How to Place Borderline Statistical Values in a Histogram - dummies

# How to Place Borderline Statistical Values in a Histogram

When you create a histogram, you need to divide the data set into separate groups. However, some statistical data may be right on the borderline between two groups. What do you do in these situations?

Take a look at the following table showing Best Actress Oscar Award winners between 1928 and 1935:

Ages of Best Actress Oscar Award Winners 1928–1935
Year Winner Age Movie
1928 Laura Gainor 22 Sunrise
1929 Mary Pickford 37 Coquette
1930 Norma Shearer 30 The Divorcee
1931 Marie Dressler 62 Min and Bill
1932 Helen Hayes 32 The Sin of Madelon Claudet
1933 Katharine Hepburn 26 Morning Glory
1934 Collette Colbert 31 It Happened One Night
1935 Bette Davis 27 Dangerous

Did you notice that one actress’s age lies right on a borderline? Norma Shearer was 30 years old in 1930 when she won the Oscar for The Divorcee.
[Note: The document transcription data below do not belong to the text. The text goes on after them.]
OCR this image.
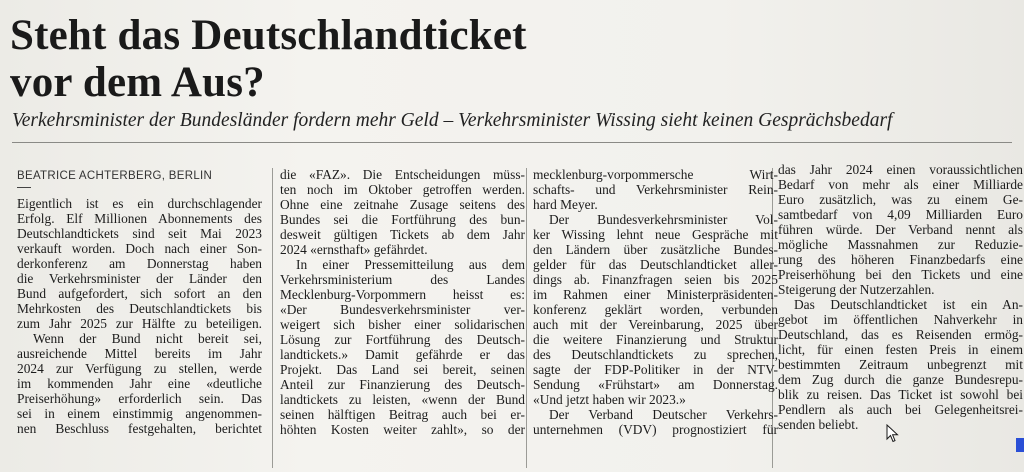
Steht das Deutschlandticket
vor dem Aus?
Verkehrsminister der Bundesländer fordern mehr Geld – Verkehrsminister Wissing sieht keinen Gesprächsbedarf
BEATRICE ACHTERBERG, BERLIN
Eigentlich ist es ein durchschlagender
Erfolg. Elf Millionen Abonnements des
Deutschlandtickets sind seit Mai 2023
verkauft worden. Doch nach einer Son-
derkonferenz am Donnerstag haben
die Verkehrsminister der Länder den
Bund aufgefordert, sich sofort an den
Mehrkosten des Deutschlandtickets bis
zum Jahr 2025 zur Hälfte zu beteiligen.
Wenn der Bund nicht bereit sei,
ausreichende Mittel bereits im Jahr
2024 zur Verfügung zu stellen, werde
im kommenden Jahr eine «deutliche
Preiserhöhung» erforderlich sein. Das
sei in einem einstimmig angenommen-
nen Beschluss festgehalten, berichtet
die «FAZ». Die Entscheidungen müss-
ten noch im Oktober getroffen werden.
Ohne eine zeitnahe Zusage seitens des
Bundes sei die Fortführung des bun-
desweit gültigen Tickets ab dem Jahr
2024 «ernsthaft» gefährdet.
In einer Pressemitteilung aus dem
Verkehrsministerium des Landes
Mecklenburg-Vorpommern heisst es:
«Der Bundesverkehrsminister ver-
weigert sich bisher einer solidarischen
Lösung zur Fortführung des Deutsch-
landtickets.» Damit gefährde er das
Projekt. Das Land sei bereit, seinen
Anteil zur Finanzierung des Deutsch-
landtickets zu leisten, «wenn der Bund
seinen hälftigen Beitrag auch bei er-
höhten Kosten weiter zahlt», so der
mecklenburg-vorpommersche Wirt-
schafts- und Verkehrsminister Rein-
hard Meyer.
Der Bundesverkehrsminister Vol-
ker Wissing lehnt neue Gespräche mit
den Ländern über zusätzliche Bundes-
gelder für das Deutschlandticket aller-
dings ab. Finanzfragen seien bis 2025
im Rahmen einer Ministerpräsidenten-
konferenz geklärt worden, verbunden
auch mit der Vereinbarung, 2025 über
die weitere Finanzierung und Struktur
des Deutschlandtickets zu sprechen,
sagte der FDP-Politiker in der NTV-
Sendung «Frühstart» am Donnerstag.
«Und jetzt haben wir 2023.»
Der Verband Deutscher Verkehrs-
unternehmen (VDV) prognostiziert für
das Jahr 2024 einen voraussichtlichen
Bedarf von mehr als einer Milliarde
Euro zusätzlich, was zu einem Ge-
samtbedarf von 4,09 Milliarden Euro
führen würde. Der Verband nennt als
mögliche Massnahmen zur Reduzie-
rung des höheren Finanzbedarfs eine
Preiserhöhung bei den Tickets und eine
Steigerung der Nutzerzahlen.
Das Deutschlandticket ist ein An-
gebot im öffentlichen Nahverkehr in
Deutschland, das es Reisenden ermög-
licht, für einen festen Preis in einem
bestimmten Zeitraum unbegrenzt mit
dem Zug durch die ganze Bundesrepu-
blik zu reisen. Das Ticket ist sowohl bei
Pendlern als auch bei Gelegenheitsrei-
senden beliebt.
Now, say you divide the age groups in the histogram into 5-year segments (20–25, 25–30, 30–35, and so on). Would you place her in the 25–30 age group (the lower bar) or the 30–35 age group (the upper bar)?
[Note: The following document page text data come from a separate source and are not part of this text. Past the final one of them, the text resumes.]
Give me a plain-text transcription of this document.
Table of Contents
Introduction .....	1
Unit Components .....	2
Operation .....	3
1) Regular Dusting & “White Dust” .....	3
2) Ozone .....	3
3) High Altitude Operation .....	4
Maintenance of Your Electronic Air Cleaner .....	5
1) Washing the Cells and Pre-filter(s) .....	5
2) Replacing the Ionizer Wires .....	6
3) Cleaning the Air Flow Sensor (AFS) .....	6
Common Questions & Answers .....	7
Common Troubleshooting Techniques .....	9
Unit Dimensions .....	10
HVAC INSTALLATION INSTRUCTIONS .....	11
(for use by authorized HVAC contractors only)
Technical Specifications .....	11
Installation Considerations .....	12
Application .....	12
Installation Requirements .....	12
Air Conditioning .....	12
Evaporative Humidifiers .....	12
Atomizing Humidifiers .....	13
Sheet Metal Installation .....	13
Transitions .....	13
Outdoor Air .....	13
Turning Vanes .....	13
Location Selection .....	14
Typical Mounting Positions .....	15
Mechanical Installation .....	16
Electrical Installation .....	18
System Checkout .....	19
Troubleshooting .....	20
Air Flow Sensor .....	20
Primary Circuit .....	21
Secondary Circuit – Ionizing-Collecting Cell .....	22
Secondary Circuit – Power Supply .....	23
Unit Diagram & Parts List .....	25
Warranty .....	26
As long as you are consistent with all the data points, you can either put all the borderline points into their respective lower bars or put all of them into their respective upper bars. The important thing is to pick a direction and be consistent.

The histogram in this example went with the convention of putting all borderline values into their respective upper bars — which puts Norma Shearer’s age in the third bar, the 30–35 age group of the histogram. It is common practice to make the bar intervals left inclusive (that is, the bars include the left endpoint but not the right), just as this example histogram does. Hence, this bar contains the age of 30, but not 35.